Today, the details are leaking out involving the layoffs at ESPN. While the network prefaced its initial remarks about the majority being non on-air talent, common sense indicated there would be some big names who would not have their contracts renewed.
If you’re going to do it to save money, it accomplishes little laying off the folks who run errands and get coffee for everyone. Older and higher paid people are always the first to go no matter what the industry.
That’s what is happening now, and I’m sorry to see it happen. I’ve seen it in a lot of industries and even experienced it myself. You wake up one morning and find out it’s apparently illegal to be good at what you do, but over 50 and make a good salary. The fact that you did a great job is irrelevant.
But then I saw a tweet from Bob Ley, a long-time ESPN personality who is very well respected. He said “trying to remain objective and unemotional as I learn of the ESPN members laid off today. Not possible. Not as I see countless decades of journalist experience, and expertise jettisoned. Just when we need it most. Enjoy the DIS stock price and your NFL football.”
While sympathetic, Ley might as well have held up a sign that says “I don’t get it.”
I’d argue that when it comes to sports journalism, the kind being practiced now is needed less than ever. There was a time before every event known to man was televised that you needed an experienced set of eyes on ears at games to not only tell you what happened, but put it all in perspective.

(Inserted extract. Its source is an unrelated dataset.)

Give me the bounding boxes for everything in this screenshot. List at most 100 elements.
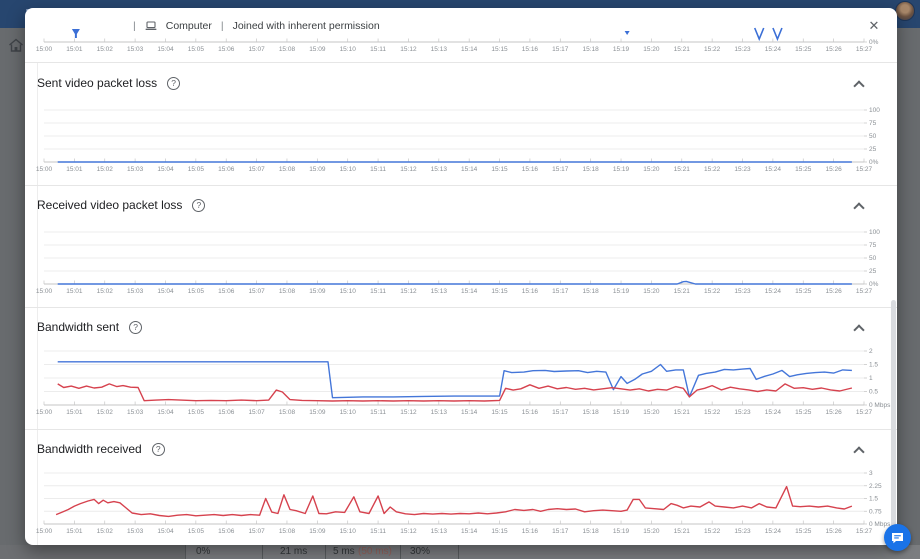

Was it a bench clearing brawl that was completely unwarranted, or were there more subtle things going on? Was it a bad pass by the QB or did the receiver run the wrong route? Was it a foul that cost the home team the game, or was that just an excuse for some other failure in strategy or execution? Was the loss caused by poor coaching or poor recruiting that resulted in less talented players?
Now, however, you get to see every play of every game complete with multiple replays from every angle. You don’t need to be told what happened, you can watch it for yourself and make up your own mind. You can look up all the statistics and watch past games to determine a trend. You can watch the post-game press conferences and hear the answers straight from the coaches’ mouths without anything thing being edited, truncated or otherwise put in a particular context.
You can even express that opinion to the world via a blog, podcast or other self-published entity. Many are doing just that.